Enid News and Eagle
ENID, Okla. —
Every year another million-dollar expedition sails for Atlantis; every week those TV “Bigfoot” guys locate another ’Squatch.
Big church hides Jesus’ bloodline from us, and big archaeology conceals the mound-builder culture.
A majority of us believe in angels, demons, Kennedy conspiracies, djinns and ghosts.
Now, Animal Planet TV has given us shocking proof that mermaids are real!
What’s next? Hidden camera exposes of leprechauns, werewolves and trolls?
But Atlantis is a literary fable (see Thucydides for proof), like the Holy Grail, and if Jesus had kids, he’d have a billion descendants today, not one or two.
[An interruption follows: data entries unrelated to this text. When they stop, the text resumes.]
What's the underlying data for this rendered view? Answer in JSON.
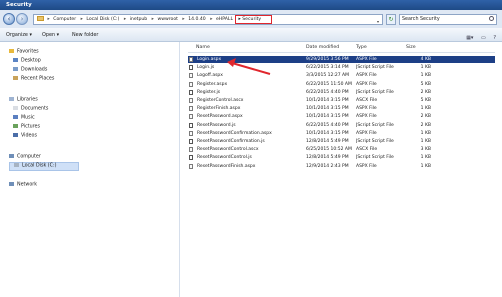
{
  "window": {
    "title": "Security"
  },
  "address": {
    "segments": [
      "Computer",
      "Local Disk (C:)",
      "inetpub",
      "wwwroot",
      "14.0.40",
      "eHPALL"
    ],
    "active": "Security"
  },
  "search": {
    "placeholder": "Search Security"
  },
  "toolbar": {
    "organize": "Organize ▾",
    "include": "Open ▾",
    "new_folder": "New folder"
  },
  "nav": {
    "favorites": "Favorites",
    "desktop": "Desktop",
    "downloads": "Downloads",
    "recent": "Recent Places",
    "libraries": "Libraries",
    "documents": "Documents",
    "music": "Music",
    "pictures": "Pictures",
    "videos": "Videos",
    "computer": "Computer",
    "local_disk": "Local Disk (C:)",
    "network": "Network"
  },
  "columns": {
    "name": "Name",
    "date": "Date modified",
    "type": "Type",
    "size": "Size"
  },
  "files": [
    {
      "name": "Login.aspx",
      "date": "9/29/2015 3:56 PM",
      "type": "ASPX File",
      "size": "4 KB"
    },
    {
      "name": "Login.js",
      "date": "6/22/2015 3:14 PM",
      "type": "JScript Script File",
      "size": "1 KB"
    },
    {
      "name": "Logoff.aspx",
      "date": "3/3/2015 12:27 AM",
      "type": "ASPX File",
      "size": "1 KB"
    },
    {
      "name": "Register.aspx",
      "date": "6/22/2015 11:50 AM",
      "type": "ASPX File",
      "size": "5 KB"
    },
    {
      "name": "Register.js",
      "date": "6/22/2015 4:40 PM",
      "type": "JScript Script File",
      "size": "2 KB"
    },
    {
      "name": "RegisterControl.ascx",
      "date": "10/1/2014 3:15 PM",
      "type": "ASCX File",
      "size": "5 KB"
    },
    {
      "name": "RegisterFinish.aspx",
      "date": "10/1/2014 3:15 PM",
      "type": "ASPX File",
      "size": "1 KB"
    },
    {
      "name": "ResetPassword.aspx",
      "date": "10/1/2014 3:15 PM",
      "type": "ASPX File",
      "size": "2 KB"
    },
    {
      "name": "ResetPassword.js",
      "date": "6/22/2015 4:40 PM",
      "type": "JScript Script File",
      "size": "2 KB"
    },
    {
      "name": "ResetPasswordConfirmation.aspx",
      "date": "10/1/2014 3:15 PM",
      "type": "ASPX File",
      "size": "1 KB"
    },
    {
      "name": "ResetPasswordConfirmation.js",
      "date": "12/8/2014 5:49 PM",
      "type": "JScript Script File",
      "size": "1 KB"
    },
    {
      "name": "ResetPasswordControl.ascx",
      "date": "6/25/2015 10:52 AM",
      "type": "ASCX File",
      "size": "3 KB"
    },
    {
      "name": "ResetPasswordControl.js",
      "date": "12/8/2014 5:49 PM",
      "type": "JScript Script File",
      "size": "1 KB"
    },
    {
      "name": "ResetPasswordFinish.aspx",
      "date": "12/9/2014 2:43 PM",
      "type": "ASPX File",
      "size": "1 KB"
    }
  ]
}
Books on the mound builders have been available since 1967 (cf. the Spiro, Okla., mounds) and pace von Däniken, et al.; not so much as a single mislaid alien toothbrush has ever been found at the pyramids or Stonehenge.
For 20 years, solid scientific evidence proved to a majority of us the truth of global warming. In the past decade, thanks to Big Oil and Senator Flies-Upside-Down, acceptance has fallen to near half.
Watergate, Iran-Contra and Enron made us understandably suspicious, but beyond that we yearn for causality, closure, drama, mystery — we demand fairies and unicorns and conspiracies, a combination which makes us gullible.
Historical and scientific literacy is in steep decline. Occam’s razor remains sheathed.
Harlan Ellison once said, “The two most common elements in the universe are hydrogen and stupidity.” I suggest that credulity and superstition are gaining on hydrogen.